Targeting ERAPs in autoimmune uveitis

Summary

In this thesis, we aim to better understand how the genetic predisposition of ERAPs and MHC-I contributes to autoimmunity. These endoplasmic reticulum aminopeptidases (ERAPs) are involved in trimming peptides before these peptides are loaded on MHC-I. Therefore ERAPs are indirectly involved in which peptides might be presented to CD8+ T cells. Using birdshot uveitis (BU) as a prototypic MHC-I associated autoimmunity model, we examine how ERAP2 influences the composition of HLA-A*29-presented peptides in patient-derived cell lines. BU is the only disease known where all patients carry at least one HLA-A*29 allele. This makes BU an interesting disease model to study how ERAPs are facilitating peptide abundances for the disease associated HLA-A*29 MHC-I molecule.

We show that the effects of ERAP2 on the N-terminus of ligands of HLA-A*29 are shared across endogenous HLA allotypes, but discover and replicate that one peptide motif generated in the presence of ERAP2 is specifically bound by HLA-A*29. Further, we demonstrate how the amino acid structure of HLA-A*29 affects peptide binding capacity and discuss how ERAP1 and ERAP2 contribute to the immunopeptidome of HLA-A*29. We show evidence for internal sequence specificity for ERAP2 imprinted in the immunopeptidome. These results reveal that ERAP2 can generate an HLA-A*29-specific antigen repertoire, which supports that antigen presentation is a key disease pathway in BU.

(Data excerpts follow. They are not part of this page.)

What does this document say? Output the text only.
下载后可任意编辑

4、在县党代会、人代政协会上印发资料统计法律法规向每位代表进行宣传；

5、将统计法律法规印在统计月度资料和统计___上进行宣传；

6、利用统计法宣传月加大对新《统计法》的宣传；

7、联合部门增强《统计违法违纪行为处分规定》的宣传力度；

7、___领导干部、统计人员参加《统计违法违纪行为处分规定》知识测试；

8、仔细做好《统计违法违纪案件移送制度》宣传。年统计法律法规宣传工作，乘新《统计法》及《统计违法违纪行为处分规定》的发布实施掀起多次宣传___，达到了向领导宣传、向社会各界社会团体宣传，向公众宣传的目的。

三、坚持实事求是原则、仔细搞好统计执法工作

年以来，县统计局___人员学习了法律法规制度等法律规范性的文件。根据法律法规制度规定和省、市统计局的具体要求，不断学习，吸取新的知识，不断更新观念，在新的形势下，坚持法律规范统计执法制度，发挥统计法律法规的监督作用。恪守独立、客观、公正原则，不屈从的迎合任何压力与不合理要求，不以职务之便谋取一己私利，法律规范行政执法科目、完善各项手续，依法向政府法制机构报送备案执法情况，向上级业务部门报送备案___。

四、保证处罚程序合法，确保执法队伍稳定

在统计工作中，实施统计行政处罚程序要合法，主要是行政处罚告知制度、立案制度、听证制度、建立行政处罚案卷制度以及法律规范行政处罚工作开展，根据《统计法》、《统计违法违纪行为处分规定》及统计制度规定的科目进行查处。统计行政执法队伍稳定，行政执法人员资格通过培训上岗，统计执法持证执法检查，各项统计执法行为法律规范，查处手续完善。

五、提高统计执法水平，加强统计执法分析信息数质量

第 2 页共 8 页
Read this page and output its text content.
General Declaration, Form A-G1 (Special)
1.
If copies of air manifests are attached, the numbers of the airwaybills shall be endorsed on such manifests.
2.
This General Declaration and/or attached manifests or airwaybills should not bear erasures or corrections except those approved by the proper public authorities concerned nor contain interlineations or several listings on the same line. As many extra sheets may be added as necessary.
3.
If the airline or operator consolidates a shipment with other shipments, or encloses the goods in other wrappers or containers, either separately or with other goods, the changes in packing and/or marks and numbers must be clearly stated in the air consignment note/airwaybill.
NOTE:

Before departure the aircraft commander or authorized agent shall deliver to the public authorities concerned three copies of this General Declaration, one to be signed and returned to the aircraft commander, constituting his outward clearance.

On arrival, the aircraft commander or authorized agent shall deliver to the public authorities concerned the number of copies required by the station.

Furthermore, we examined whether HLA-A*29 can present peptides derived from the candidate autoantigen retinal S-antigen and assess whether CD8+ T cells of patients recognize these peptides as immunogenic epitopes. We show the presence of naturally presented antigenic SAG peptides identified by sequencing the HLA-A*29 immunopeptidome of antigen-presenting cells of patients. In addition, we show that the N-terminally extended SAG peptide precursors can be trimmed in vitro by ERAP1 and ERAP2. Unexpectedly, no enhanced antigen engagement by CD8+ T cells upon stimulation with SAG peptides was observed in patients or HLA-A*29-positive controls. Multiplexed HLA-A*29-peptide dextramer profiling of a case-control cohort revealed that CD8+ T cells specific for these SAG peptides were neither detectable in peripheral blood nor in eye biopsies of patients. These findings demonstrate that SAG is not a CD8+ T cell auto-antigen and sharply contrast the paradigm in the pathogenesis of BCR.

Through CRISPR-Cas9-mediated gene editing, conformational capture assays, and conditional analysis of ERAP2 eQTL datasets, we uncover how multiple SNPs work in concert to regulate ERAP2 expression. We demonstrate by reciprocal allelic replacement that ERAP2 expression is directly controlled by the genotype of splice region SNP rs2248374. However, we demonstrate that autoimmune disease-risk SNPs located near the downstream LNPEP gene promoter are independently associated with ERAP2 expression. Allele-specific conformation capture assays revealed long-range chromatin contacts between the LNPEP promoter region and the ERAP2 promoter and showed that interactions were stronger in patients carrying the alleles that increase susceptibility to autoimmune diseases. Replacing the disease-associated SNPs in the LNPEP promoter by reference sequences lowered ERAP2 expression. These findings show that clustered GWAS signals associated with diverse autoimmune conditions and lethal infections act in concert to control ERAP2 expression and that disease-associated variants can convert a gene promoter region into a potent enhancer of a distal gene.